Atento a los consejos de sus amigos residentes en Londres, Edmundo se despidió en tiempo prudente, y al dejarles su tarjeta recibió de sus anfitriones una invitación para visitar la Torre de Londres y asistir a un concierto en la Catedral de Saint Paul.
Ana decidió acompañar a su primo hasta la puerta. En lo alto de la escalera, Edmundo se adelantó, diciendo que temía que ella sufriera un traspié…
—… y así podré sostenerte en mis brazos sin que toques el suelo.
A la titilante luz de los candelabros, Ana sintió que le ardía la cara. Cuando llegaron al hall de entrada, él se volvió de pronto y ella se encontró casi tropezando con su pecho. Edmundo se sostuvo de la pared con el brazo en alto, el sombrero en la mano, y le dijo:
—¿Estás contenta de verme?
—¿Debería estarlo? —replicó ella.
Él guardó silencio unos segundos y agregó:
—¿A dónde iremos primero? ¿A la iglesia o la Torre?
—¿Qué prefieres?
—El horror antes que la devoción —reconoció él.
—Será la Torre, entonces. ¿Me llevarás a conocer a Chopin?
—Lo pensaré. En cuanto lo escuches tocar uno de sus Nocturnos perderé toda oportunidad de seducirte; morirás de amor por él.

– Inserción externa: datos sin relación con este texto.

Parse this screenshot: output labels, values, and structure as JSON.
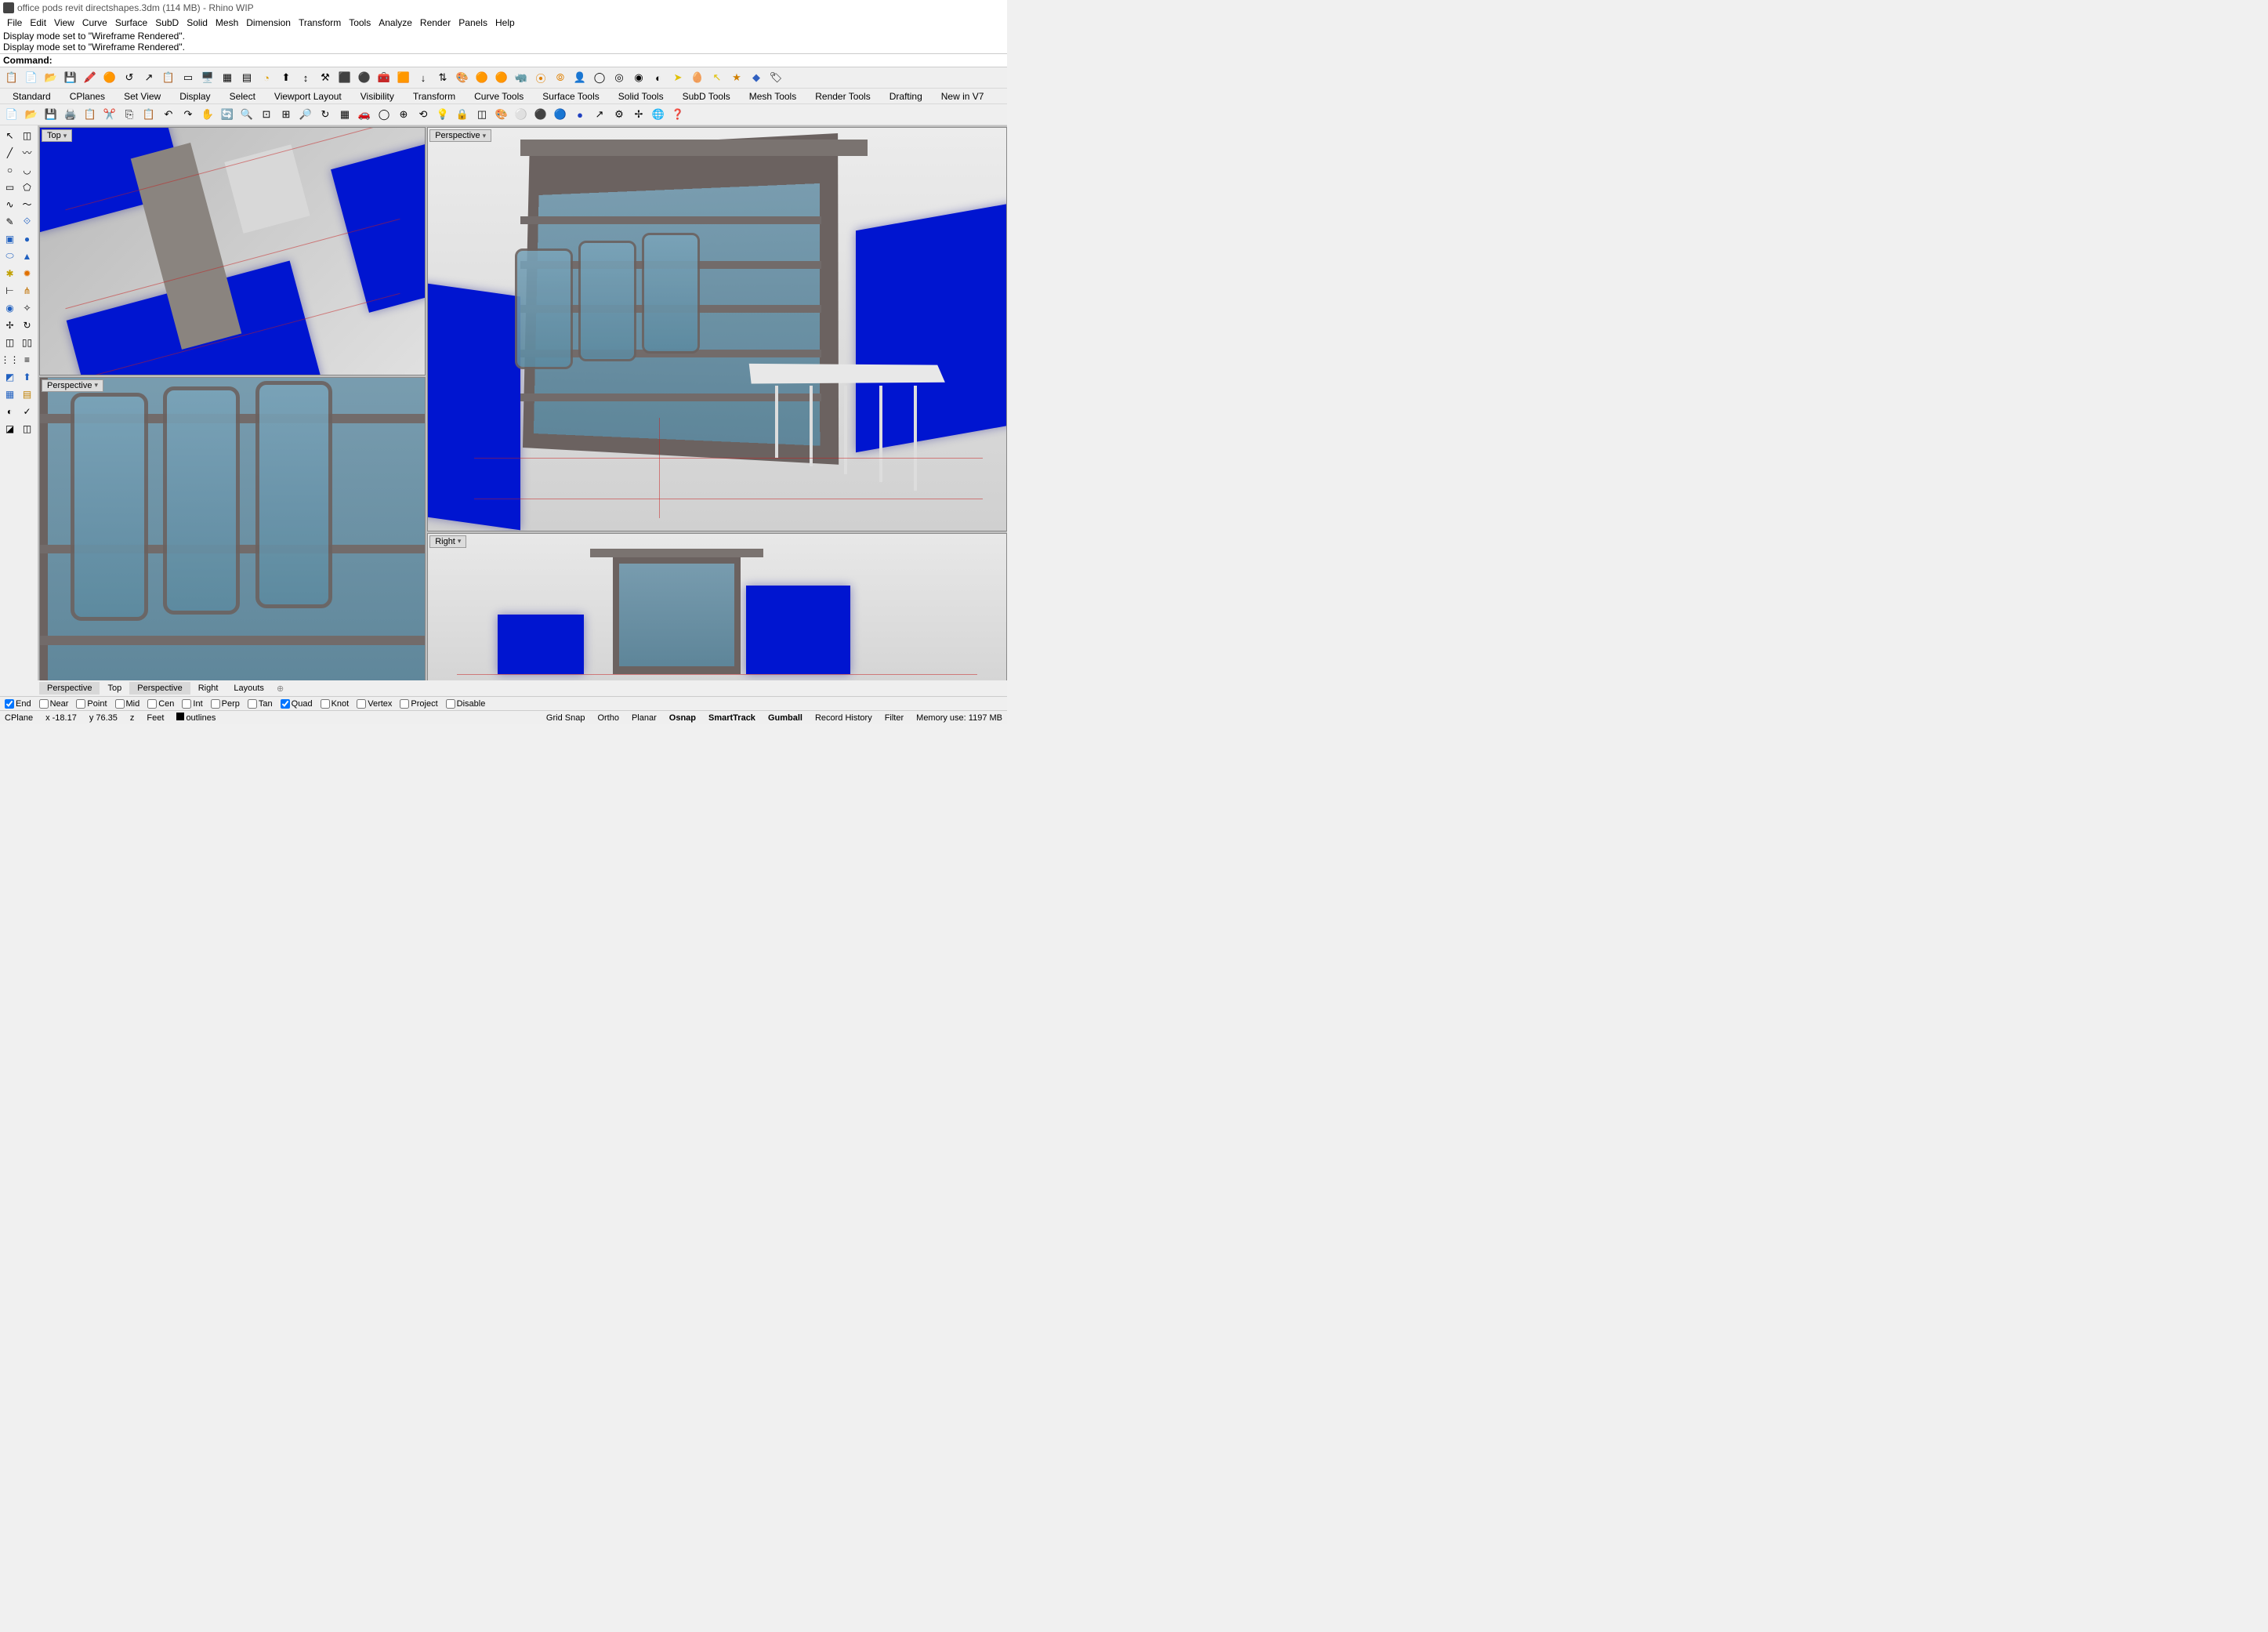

Se inclinó rápidamente y le rozó la mejilla con la suya. Luego le tomó la mano y se la besó en silencio, mirándola a los ojos, como si le indagara el alma.
Cuando la puerta se cerró, Ana, sintiéndose desfallecer, se apoyó en la pared y se llevó la mano a los labios.
Edith, desde la sala, ordenaba que retiraran el servicio de té. Ana sólo pensaba en cuándo volvería a ver a su primo.